这个策略默认就是用RoundRobinRule策略选取服务,当然可以通过配置,在构造RetryRule的时候传进想要的策略。

为了应对在有可能出现无法选取出服务的情况,比如瞬时断线的情况,那么就要提供一种重试机制,在最大重试时间的限定下重复尝试选取服务,直到选取出一个服务或者超时。

最大重试时间maxRetryMillis是可配置的。

BestAvailableRule

该策略继承ClientConfigEnabledRoundRobinRule,在实现中它注入了负载均衡的统计对象LoadBalancerStats,同时在具体的choose算法中利用LoadBalancerStats保存的实例统计信息来选择满足要求的实例。
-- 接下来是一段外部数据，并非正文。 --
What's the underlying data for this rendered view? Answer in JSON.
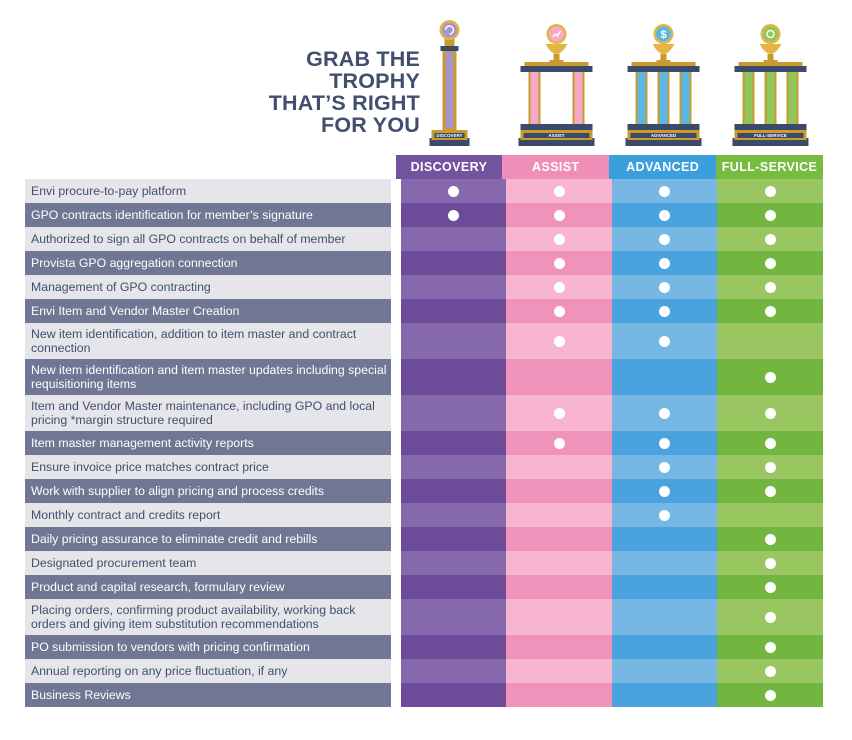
{
  "headline": {
    "lines": [
      "GRAB THE",
      "TROPHY",
      "THAT’S RIGHT",
      "FOR YOU"
    ],
    "color": "#414e6e"
  },
  "tiers": [
    {
      "key": "discovery",
      "name": "DISCOVERY",
      "trophy_label": "DISCOVERY",
      "icon": "refresh-cycle-icon",
      "colors": {
        "header": "#7352a0",
        "light": "#8669ad",
        "dark": "#6c4c98",
        "trophy": "#a794c9"
      }
    },
    {
      "key": "assist",
      "name": "ASSIST",
      "trophy_label": "ASSIST",
      "icon": "trend-line-icon",
      "colors": {
        "header": "#ef8fb8",
        "light": "#f7b5d0",
        "dark": "#ef93ba",
        "trophy": "#f5a9c7"
      }
    },
    {
      "key": "advanced",
      "name": "ADVANCED",
      "trophy_label": "ADVANCED",
      "icon": "dollar-sign-icon",
      "colors": {
        "header": "#3a9fdc",
        "light": "#77b7e3",
        "dark": "#4aa2de",
        "trophy": "#5ab6e6"
      }
    },
    {
      "key": "full_service",
      "name": "FULL-SERVICE",
      "trophy_label": "FULL-SERVICE",
      "icon": "handshake-icon",
      "colors": {
        "header": "#77bb41",
        "light": "#9ac662",
        "dark": "#72b63f",
        "trophy": "#8fc75a"
      }
    }
  ],
  "rows": [
    {
      "feature": "Envi procure-to-pay platform",
      "lines": 1,
      "included": [
        true,
        true,
        true,
        true
      ]
    },
    {
      "feature": "GPO contracts identification for member’s signature",
      "lines": 1,
      "included": [
        true,
        true,
        true,
        true
      ]
    },
    {
      "feature": "Authorized to sign all GPO contracts on behalf of member",
      "lines": 1,
      "included": [
        false,
        true,
        true,
        true
      ]
    },
    {
      "feature": "Provista GPO aggregation connection",
      "lines": 1,
      "included": [
        false,
        true,
        true,
        true
      ]
    },
    {
      "feature": "Management of GPO contracting",
      "lines": 1,
      "included": [
        false,
        true,
        true,
        true
      ]
    },
    {
      "feature": "Envi Item and Vendor Master Creation",
      "lines": 1,
      "included": [
        false,
        true,
        true,
        true
      ]
    },
    {
      "feature": "New item identification, addition to item master and contract connection",
      "lines": 2,
      "included": [
        false,
        true,
        true,
        false
      ]
    },
    {
      "feature": "New item identification and item master updates including special requisitioning items",
      "lines": 2,
      "included": [
        false,
        false,
        false,
        true
      ]
    },
    {
      "feature": "Item and Vendor Master maintenance, including GPO and local pricing *margin structure required",
      "lines": 2,
      "included": [
        false,
        true,
        true,
        true
      ]
    },
    {
      "feature": "Item master management activity reports",
      "lines": 1,
      "included": [
        false,
        true,
        true,
        true
      ]
    },
    {
      "feature": "Ensure invoice price matches contract price",
      "lines": 1,
      "included": [
        false,
        false,
        true,
        true
      ]
    },
    {
      "feature": "Work with supplier to align pricing and process credits",
      "lines": 1,
      "included": [
        false,
        false,
        true,
        true
      ]
    },
    {
      "feature": "Monthly contract and credits report",
      "lines": 1,
      "included": [
        false,
        false,
        true,
        false
      ]
    },
    {
      "feature": "Daily pricing assurance to eliminate credit and rebills",
      "lines": 1,
      "included": [
        false,
        false,
        false,
        true
      ]
    },
    {
      "feature": "Designated procurement team",
      "lines": 1,
      "included": [
        false,
        false,
        false,
        true
      ]
    },
    {
      "feature": "Product and capital research, formulary review",
      "lines": 1,
      "included": [
        false,
        false,
        false,
        true
      ]
    },
    {
      "feature": "Placing orders, confirming product availability, working back orders and giving item substitution recommendations",
      "lines": 2,
      "included": [
        false,
        false,
        false,
        true
      ]
    },
    {
      "feature": "PO submission to vendors with pricing confirmation",
      "lines": 1,
      "included": [
        false,
        false,
        false,
        true
      ]
    },
    {
      "feature": "Annual reporting on any price fluctuation, if any",
      "lines": 1,
      "included": [
        false,
        false,
        false,
        true
      ]
    },
    {
      "feature": "Business Reviews",
      "lines": 1,
      "included": [
        false,
        false,
        false,
        true
      ]
    }
  ]
}
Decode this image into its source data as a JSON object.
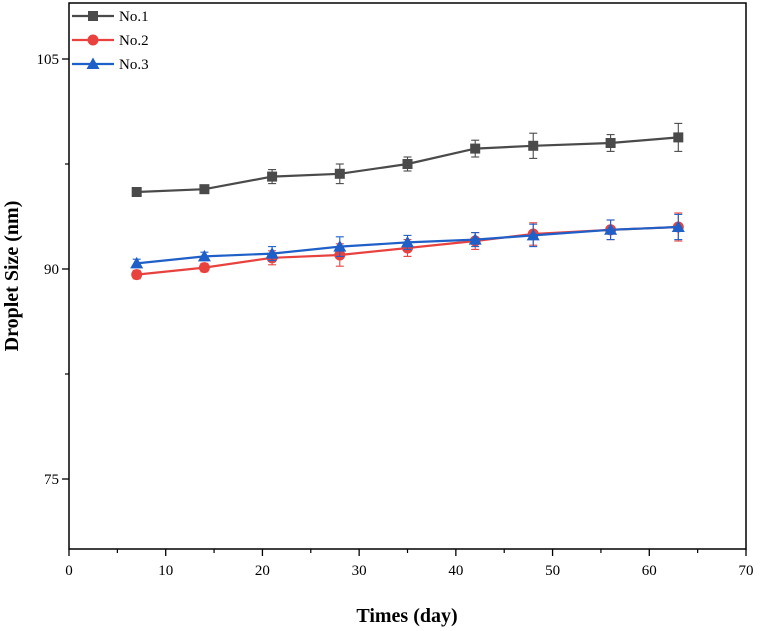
{
  "chart_data": {
    "type": "line",
    "title": "",
    "xlabel": "Times (day)",
    "ylabel": "Droplet Size (nm)",
    "xlim": [
      0,
      70
    ],
    "ylim": [
      70,
      109
    ],
    "xticks": [
      0,
      10,
      20,
      30,
      40,
      50,
      60,
      70
    ],
    "yticks": [
      75,
      90,
      105
    ],
    "xtick_labels": [
      "0",
      "10",
      "20",
      "30",
      "40",
      "50",
      "60",
      "70"
    ],
    "ytick_labels": [
      "75",
      "90",
      "105"
    ],
    "grid": false,
    "legend_position": "top-left",
    "x": [
      7,
      14,
      21,
      28,
      35,
      42,
      48,
      56,
      63
    ],
    "series": [
      {
        "name": "No.1",
        "marker": "square",
        "color": "#4a4a4a",
        "values": [
          95.5,
          95.7,
          96.6,
          96.8,
          97.5,
          98.6,
          98.8,
          99.0,
          99.4
        ],
        "errors": [
          0.3,
          0.3,
          0.5,
          0.7,
          0.5,
          0.6,
          0.9,
          0.6,
          1.0
        ]
      },
      {
        "name": "No.2",
        "marker": "circle",
        "color": "#e8423f",
        "values": [
          89.6,
          90.1,
          90.8,
          91.0,
          91.5,
          92.0,
          92.5,
          92.8,
          93.0
        ],
        "errors": [
          0.3,
          0.3,
          0.5,
          0.8,
          0.6,
          0.6,
          0.8,
          0.7,
          1.0
        ]
      },
      {
        "name": "No.3",
        "marker": "triangle",
        "color": "#1f5fc8",
        "values": [
          90.4,
          90.9,
          91.1,
          91.6,
          91.9,
          92.1,
          92.4,
          92.8,
          93.0
        ],
        "errors": [
          0.3,
          0.3,
          0.5,
          0.7,
          0.5,
          0.5,
          0.8,
          0.7,
          0.9
        ]
      }
    ]
  }
}
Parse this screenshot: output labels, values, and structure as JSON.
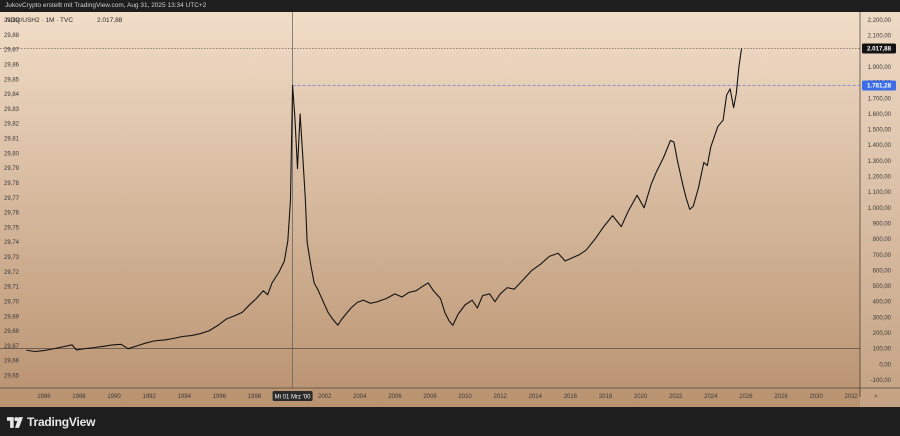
{
  "header": {
    "caption": "JukovCrypto erstellt mit TradingView.com, Aug 31, 2025 13:34 UTC+2"
  },
  "legend": {
    "symbol_line": "NDQ/USH2 · 1M · TVC",
    "last_value": "2.017,88"
  },
  "footer": {
    "brand": "TradingView"
  },
  "settings_glyph": "⌕",
  "colors": {
    "bg_top": "#f1ddc8",
    "bg_bottom": "#b9926f",
    "line": "#131313",
    "crosshair": "#5a5a5a",
    "hline_blue": "#5b67d8",
    "badge_dark": "#131313",
    "badge_blue": "#3d6ce6"
  },
  "chart_data": {
    "type": "line",
    "title": "",
    "xlabel": "",
    "ylabel": "",
    "x_ticks": [
      "1986",
      "1988",
      "1990",
      "1992",
      "1994",
      "1996",
      "1998",
      "2000",
      "2002",
      "2004",
      "2006",
      "2008",
      "2010",
      "2012",
      "2014",
      "2016",
      "2018",
      "2020",
      "2022",
      "2024",
      "2026",
      "2028",
      "2030",
      "2032"
    ],
    "left_ticks": [
      "29,89",
      "29,88",
      "29,87",
      "29,86",
      "29,85",
      "29,84",
      "29,83",
      "29,82",
      "29,81",
      "29,80",
      "29,79",
      "29,78",
      "29,77",
      "29,76",
      "29,75",
      "29,74",
      "29,73",
      "29,72",
      "29,71",
      "29,70",
      "29,69",
      "29,68",
      "29,67",
      "29,66",
      "29,65"
    ],
    "left_range": [
      29.647,
      29.89
    ],
    "right_ticks": [
      "2.200,00",
      "2.100,00",
      "2.000,00",
      "1.900,00",
      "1.800,00",
      "1.700,00",
      "1.600,00",
      "1.500,00",
      "1.400,00",
      "1.300,00",
      "1.200,00",
      "1.100,00",
      "1.000,00",
      "900,00",
      "800,00",
      "700,00",
      "600,00",
      "500,00",
      "400,00",
      "300,00",
      "200,00",
      "100,00",
      "0,00",
      "-100,00"
    ],
    "right_range": [
      -100,
      2200
    ],
    "x_range": [
      1983.5,
      2032.5
    ],
    "crosshair_x_label": "Mi 01 Mrz '00",
    "crosshair_x": 2000.17,
    "crosshair_y": 1781.28,
    "last_price_label": "2.017,88",
    "last_price": 2017.88,
    "marker_label": "1.781,28",
    "marker_price": 1781.28,
    "baseline": 100,
    "series": [
      {
        "points": [
          [
            1985.0,
            90
          ],
          [
            1985.5,
            82
          ],
          [
            1986.0,
            88
          ],
          [
            1986.5,
            98
          ],
          [
            1987.0,
            110
          ],
          [
            1987.6,
            125
          ],
          [
            1987.85,
            92
          ],
          [
            1988.3,
            100
          ],
          [
            1988.8,
            106
          ],
          [
            1989.4,
            115
          ],
          [
            1989.9,
            124
          ],
          [
            1990.4,
            128
          ],
          [
            1990.8,
            100
          ],
          [
            1991.3,
            118
          ],
          [
            1991.8,
            136
          ],
          [
            1992.3,
            150
          ],
          [
            1992.9,
            156
          ],
          [
            1993.4,
            166
          ],
          [
            1993.9,
            178
          ],
          [
            1994.4,
            184
          ],
          [
            1994.9,
            196
          ],
          [
            1995.4,
            214
          ],
          [
            1995.9,
            248
          ],
          [
            1996.4,
            290
          ],
          [
            1996.9,
            312
          ],
          [
            1997.3,
            332
          ],
          [
            1997.7,
            378
          ],
          [
            1998.1,
            420
          ],
          [
            1998.5,
            470
          ],
          [
            1998.75,
            445
          ],
          [
            1999.0,
            520
          ],
          [
            1999.4,
            590
          ],
          [
            1999.7,
            660
          ],
          [
            1999.9,
            790
          ],
          [
            2000.05,
            1050
          ],
          [
            2000.17,
            1781
          ],
          [
            2000.3,
            1580
          ],
          [
            2000.45,
            1250
          ],
          [
            2000.6,
            1600
          ],
          [
            2000.75,
            1330
          ],
          [
            2000.9,
            1050
          ],
          [
            2001.0,
            780
          ],
          [
            2001.2,
            640
          ],
          [
            2001.4,
            520
          ],
          [
            2001.6,
            480
          ],
          [
            2001.8,
            430
          ],
          [
            2002.0,
            380
          ],
          [
            2002.2,
            330
          ],
          [
            2002.45,
            290
          ],
          [
            2002.75,
            250
          ],
          [
            2002.95,
            285
          ],
          [
            2003.2,
            320
          ],
          [
            2003.5,
            360
          ],
          [
            2003.85,
            395
          ],
          [
            2004.2,
            410
          ],
          [
            2004.6,
            390
          ],
          [
            2005.0,
            400
          ],
          [
            2005.5,
            420
          ],
          [
            2006.0,
            450
          ],
          [
            2006.4,
            430
          ],
          [
            2006.8,
            460
          ],
          [
            2007.2,
            470
          ],
          [
            2007.6,
            500
          ],
          [
            2007.9,
            520
          ],
          [
            2008.2,
            470
          ],
          [
            2008.6,
            420
          ],
          [
            2008.85,
            330
          ],
          [
            2009.1,
            275
          ],
          [
            2009.3,
            250
          ],
          [
            2009.6,
            320
          ],
          [
            2010.0,
            380
          ],
          [
            2010.4,
            410
          ],
          [
            2010.7,
            360
          ],
          [
            2011.0,
            440
          ],
          [
            2011.4,
            450
          ],
          [
            2011.7,
            400
          ],
          [
            2012.0,
            450
          ],
          [
            2012.4,
            490
          ],
          [
            2012.8,
            480
          ],
          [
            2013.3,
            540
          ],
          [
            2013.8,
            600
          ],
          [
            2014.3,
            640
          ],
          [
            2014.8,
            690
          ],
          [
            2015.3,
            710
          ],
          [
            2015.7,
            660
          ],
          [
            2016.1,
            680
          ],
          [
            2016.5,
            700
          ],
          [
            2016.9,
            730
          ],
          [
            2017.4,
            800
          ],
          [
            2017.9,
            880
          ],
          [
            2018.4,
            950
          ],
          [
            2018.9,
            880
          ],
          [
            2019.3,
            980
          ],
          [
            2019.8,
            1080
          ],
          [
            2020.2,
            1000
          ],
          [
            2020.6,
            1150
          ],
          [
            2020.9,
            1230
          ],
          [
            2021.3,
            1320
          ],
          [
            2021.7,
            1430
          ],
          [
            2021.9,
            1420
          ],
          [
            2022.1,
            1300
          ],
          [
            2022.4,
            1150
          ],
          [
            2022.6,
            1060
          ],
          [
            2022.8,
            990
          ],
          [
            2023.0,
            1010
          ],
          [
            2023.3,
            1130
          ],
          [
            2023.6,
            1290
          ],
          [
            2023.8,
            1270
          ],
          [
            2024.0,
            1390
          ],
          [
            2024.4,
            1520
          ],
          [
            2024.7,
            1560
          ],
          [
            2024.9,
            1720
          ],
          [
            2025.1,
            1760
          ],
          [
            2025.3,
            1640
          ],
          [
            2025.45,
            1730
          ],
          [
            2025.6,
            1900
          ],
          [
            2025.75,
            2017.88
          ]
        ]
      }
    ]
  }
}
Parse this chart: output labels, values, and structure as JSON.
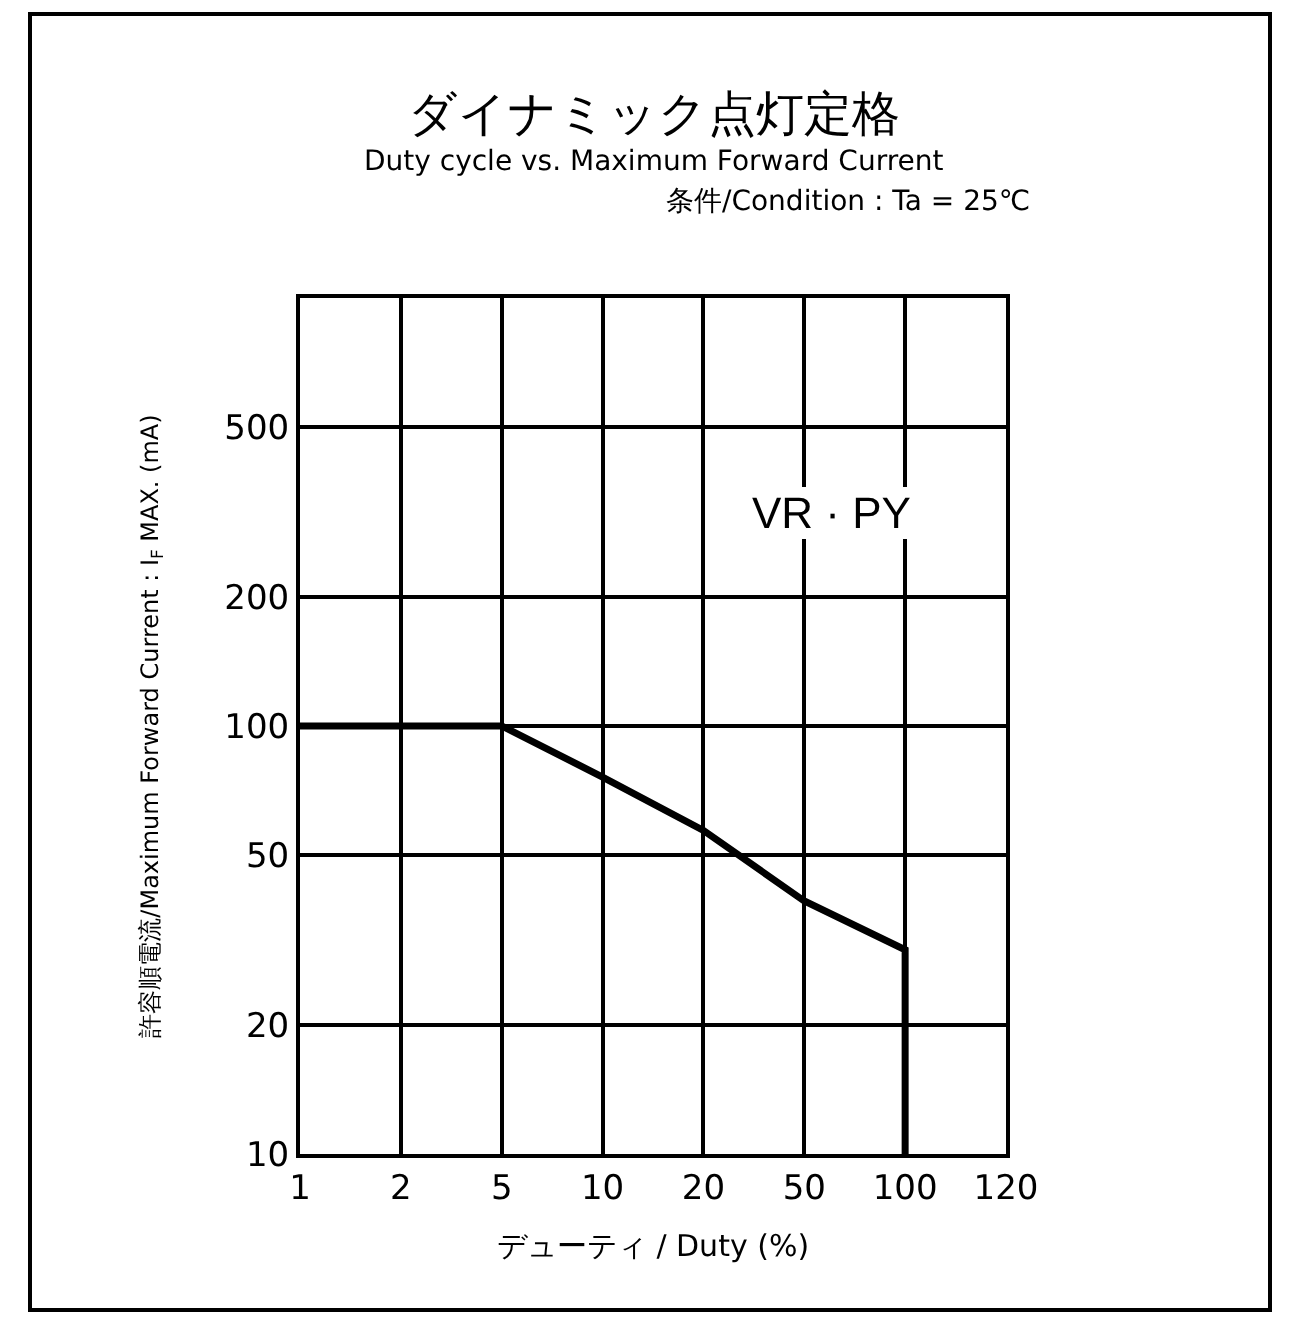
{
  "chart_data": {
    "type": "line",
    "title": "ダイナミック点灯定格",
    "subtitle": "Duty cycle vs. Maximum Forward Current",
    "annotations": [
      "条件/Condition : Ta = 25℃"
    ],
    "xlabel": "デューティ / Duty (%)",
    "ylabel": "許容順電流/Maximum Forward Current : I$_{F}$ MAX. (mA)",
    "categories": [
      "1",
      "2",
      "5",
      "10",
      "20",
      "50",
      "100",
      "120"
    ],
    "series": [
      {
        "name": "VR · PY",
        "color": "#000000",
        "x": [
          "1",
          "5",
          "10",
          "20",
          "50",
          "100",
          "100"
        ],
        "values": [
          100,
          100,
          76,
          57,
          39,
          30,
          10
        ]
      }
    ],
    "log": "y",
    "ylim": [
      10,
      1000
    ],
    "yticks": [
      10,
      20,
      50,
      100,
      200,
      500
    ],
    "grid": true,
    "legend": false,
    "marker": "none",
    "line_style": "solid"
  }
}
它通过遍历负载均衡器中的维护的所有实例,会过滤掉故障的实例,并找出并发请求数最小的一个,所以该策略的特性时可选出最空闲的实例。

该算法核心依赖与LoadBalancerStats统计信息,当其为空时候策略是无法执行,默认执行父类的线性轮询机制。

public class BestAvailableRule extends ClientConfigEnabledRoundRobinRule {

    private LoadBalancerStats loadBalancerStats;
    
    @Override
    public Server choose(Object key) {
        if (loadBalancerStats == null) {
            return super.choose(key);
        }
        //获取当前所有的服务器信息
        List<Server> serverList = getLoadBalancer().getAllServers();
        int minimalConcurrentConnections = Integer.MAX_VALUE;
        long currentTime = System.currentTimeMillis();
        Server chosen = null;
        for (Server server: serverList) {
            //循环每一个服务器,获取当前服务器的统计信息
            ServerStats serverStats = loadBalancerStats.getSingleServerStat(server);
            //如果当前服务器没有发生故障
            if (!serverStats.isCircuitBreakerTripped(currentTime)) {
                //获取服务器当前的并发请求量
                int concurrentConnections = serverStats.getActiveRequestsCount(currentTime);
                //如果当前请求量小于minimalConcurrentConnections,就用当前值覆盖
                //那么最后chosen 就是并发量最小的服务器啦
                if (concurrentConnections < minimalConcurrentConnections) {
                    minimalConcurrentConnections = concurrentConnections;
                    chosen = server;
                }
            }
        }
        if (chosen == null) {
            return super.choose(key);
        } else {
            return chosen;
        }
    }

    @Override
    public void setLoadBalancer(ILoadBalancer lb) {
        super.setLoadBalancer(lb);
        if (lb instanceof AbstractLoadBalancer) {
            loadBalancerStats = ((AbstractLoadBalancer) lb).getLoadBalancerStats();            
        }
    }

}

ZoneAvoidanceRule

该策略是com.netflix.loadbalancer.PredicateBasedRule的具体实现类。它使用了CompositePredicate来进行服务实例清单的过滤。这是一个组合过滤条件,在其构造函数中,它以ZoneAvoidancePredicate为主要过滤条件,判断判定一个zone的运行性能是否可用,剔除不可用的zone(所有server),AvailabilityPredicate为次要过滤条件,用于过滤掉连接数过多的Server,初始化了组合过滤条件的实例。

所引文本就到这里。